Si bien el proceso de reforma ha sido complejo, aún los resultados dan la sensación
de no responder a las preguntas más básicas: ¿qué es lo más importante que
nuestras nuevas generaciones deberían de aprender para que nuestros valores
centrales se mantengan y exalten? ¿Cuáles son los saberes y habilidades que
nuestra sociedad hoy necesita para seguirse desarrollando, partiendo de las
condiciones actuales? ¿Cómo está respondiendo el sistema educativo, en todos los
niveles, a una visión de cultura o sociedad? ¿Cuál es esa visión? o más aún:
¿cuáles son las preguntas más importantes que la sociedad guatemalteca se hace
-o debería estar haciendo- tras la primera década del siglo XXI y cómo la educación
puede afrontarlas?

Mientras no nos abramos a hacer preguntas como estas, la educación seguirá


siendo un experimento de importación al estilo corta-pega de teorías ajenas a
nuestra cultura, nuestra historia y nuestras necesidades por un lado, y carente
por completo de enfoque y compromiso por otro.

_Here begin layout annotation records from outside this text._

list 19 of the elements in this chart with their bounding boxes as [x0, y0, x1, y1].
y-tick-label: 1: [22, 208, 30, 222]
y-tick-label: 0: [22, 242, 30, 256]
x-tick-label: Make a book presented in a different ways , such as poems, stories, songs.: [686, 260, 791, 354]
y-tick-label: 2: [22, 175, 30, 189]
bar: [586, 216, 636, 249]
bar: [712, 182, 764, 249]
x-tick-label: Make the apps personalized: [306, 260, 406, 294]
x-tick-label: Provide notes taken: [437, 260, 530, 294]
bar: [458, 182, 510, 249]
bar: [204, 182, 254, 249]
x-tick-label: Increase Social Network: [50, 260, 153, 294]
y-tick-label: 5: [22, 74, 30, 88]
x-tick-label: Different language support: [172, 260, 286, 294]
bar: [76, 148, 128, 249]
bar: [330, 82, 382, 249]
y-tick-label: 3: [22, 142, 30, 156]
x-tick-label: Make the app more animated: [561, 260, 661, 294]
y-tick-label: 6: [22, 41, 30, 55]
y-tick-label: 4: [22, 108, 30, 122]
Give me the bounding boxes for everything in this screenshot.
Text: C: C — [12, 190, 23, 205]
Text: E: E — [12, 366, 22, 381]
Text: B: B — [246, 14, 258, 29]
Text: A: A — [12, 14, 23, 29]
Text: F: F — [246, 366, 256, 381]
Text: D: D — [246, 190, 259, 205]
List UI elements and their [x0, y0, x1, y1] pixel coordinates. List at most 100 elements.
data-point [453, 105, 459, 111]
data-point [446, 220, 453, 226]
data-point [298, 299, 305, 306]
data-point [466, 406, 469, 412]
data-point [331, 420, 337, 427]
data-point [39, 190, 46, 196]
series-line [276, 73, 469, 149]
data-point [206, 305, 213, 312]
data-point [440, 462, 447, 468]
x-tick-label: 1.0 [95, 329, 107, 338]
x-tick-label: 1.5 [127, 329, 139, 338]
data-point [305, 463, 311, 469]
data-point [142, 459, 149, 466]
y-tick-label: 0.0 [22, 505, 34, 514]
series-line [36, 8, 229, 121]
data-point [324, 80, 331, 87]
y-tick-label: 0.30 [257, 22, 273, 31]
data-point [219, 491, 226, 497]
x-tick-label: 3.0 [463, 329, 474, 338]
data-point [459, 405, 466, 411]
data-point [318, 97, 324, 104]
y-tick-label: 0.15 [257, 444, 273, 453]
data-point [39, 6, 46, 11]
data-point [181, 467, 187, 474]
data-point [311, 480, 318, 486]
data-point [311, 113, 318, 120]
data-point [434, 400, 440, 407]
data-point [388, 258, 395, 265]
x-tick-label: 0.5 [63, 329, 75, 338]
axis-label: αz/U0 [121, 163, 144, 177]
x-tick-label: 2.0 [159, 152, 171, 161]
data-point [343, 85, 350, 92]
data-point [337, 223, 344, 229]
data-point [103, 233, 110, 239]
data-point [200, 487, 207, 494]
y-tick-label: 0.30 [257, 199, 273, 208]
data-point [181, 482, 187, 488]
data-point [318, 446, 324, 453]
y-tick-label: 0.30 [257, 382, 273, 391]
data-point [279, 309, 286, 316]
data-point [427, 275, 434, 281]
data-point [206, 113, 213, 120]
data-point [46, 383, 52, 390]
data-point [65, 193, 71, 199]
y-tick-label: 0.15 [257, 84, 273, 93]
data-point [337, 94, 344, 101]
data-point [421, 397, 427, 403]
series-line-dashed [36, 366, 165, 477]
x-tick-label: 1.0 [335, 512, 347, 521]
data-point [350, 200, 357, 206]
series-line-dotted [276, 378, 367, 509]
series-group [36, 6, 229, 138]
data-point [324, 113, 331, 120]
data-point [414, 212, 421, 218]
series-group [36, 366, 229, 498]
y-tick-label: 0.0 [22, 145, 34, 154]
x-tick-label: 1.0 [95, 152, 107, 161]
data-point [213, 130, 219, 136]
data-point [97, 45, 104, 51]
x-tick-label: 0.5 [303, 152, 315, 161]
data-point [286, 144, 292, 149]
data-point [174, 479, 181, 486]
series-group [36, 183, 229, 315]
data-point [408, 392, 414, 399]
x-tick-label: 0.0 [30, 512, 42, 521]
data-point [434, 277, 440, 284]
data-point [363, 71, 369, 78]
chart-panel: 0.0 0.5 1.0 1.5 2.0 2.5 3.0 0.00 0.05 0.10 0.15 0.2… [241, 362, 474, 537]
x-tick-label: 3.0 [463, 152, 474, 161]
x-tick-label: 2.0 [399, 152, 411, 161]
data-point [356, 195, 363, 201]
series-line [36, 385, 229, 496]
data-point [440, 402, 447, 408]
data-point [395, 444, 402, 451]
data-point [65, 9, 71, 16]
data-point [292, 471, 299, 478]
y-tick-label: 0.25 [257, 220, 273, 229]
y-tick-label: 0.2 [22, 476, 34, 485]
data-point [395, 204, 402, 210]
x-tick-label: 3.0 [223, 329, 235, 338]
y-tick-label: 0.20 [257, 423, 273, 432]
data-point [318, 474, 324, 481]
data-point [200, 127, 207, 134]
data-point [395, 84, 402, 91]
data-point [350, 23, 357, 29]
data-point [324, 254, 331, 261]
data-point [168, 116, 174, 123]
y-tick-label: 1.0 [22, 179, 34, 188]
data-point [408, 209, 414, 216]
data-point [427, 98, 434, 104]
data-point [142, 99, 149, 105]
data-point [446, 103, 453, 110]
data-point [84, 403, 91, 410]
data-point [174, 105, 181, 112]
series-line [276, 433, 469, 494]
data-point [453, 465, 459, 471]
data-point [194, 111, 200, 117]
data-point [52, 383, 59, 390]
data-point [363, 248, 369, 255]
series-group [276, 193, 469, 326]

¿Acaso las buenas notas en matemática, la velocidad de lectura o el conocimiento


de las reglas gramaticales nos sirven para construir una mejor sociedad, o la
aplicación tal cual de teorías políticas y económicas desarrolladas en contextos
completamente distintos al nuestro? Los saberes disciplinares, más que ser
conocimientos en sí mismos deberían de ser una herramienta para sumergirse en
el mundo –y nuestra sociedad- desde diferentes perspectivas, comprenderlo más
profundamente y saber generar respuestas y soluciones que ayuden a que, entre
todos, podamos dar lugar al cambio, llámesele progreso si se quiere, pero un
progreso propio, que podamos llamar nuestro porque sí responde a nuestras
verdaderas necesidades y transmite una noción propia de cultura.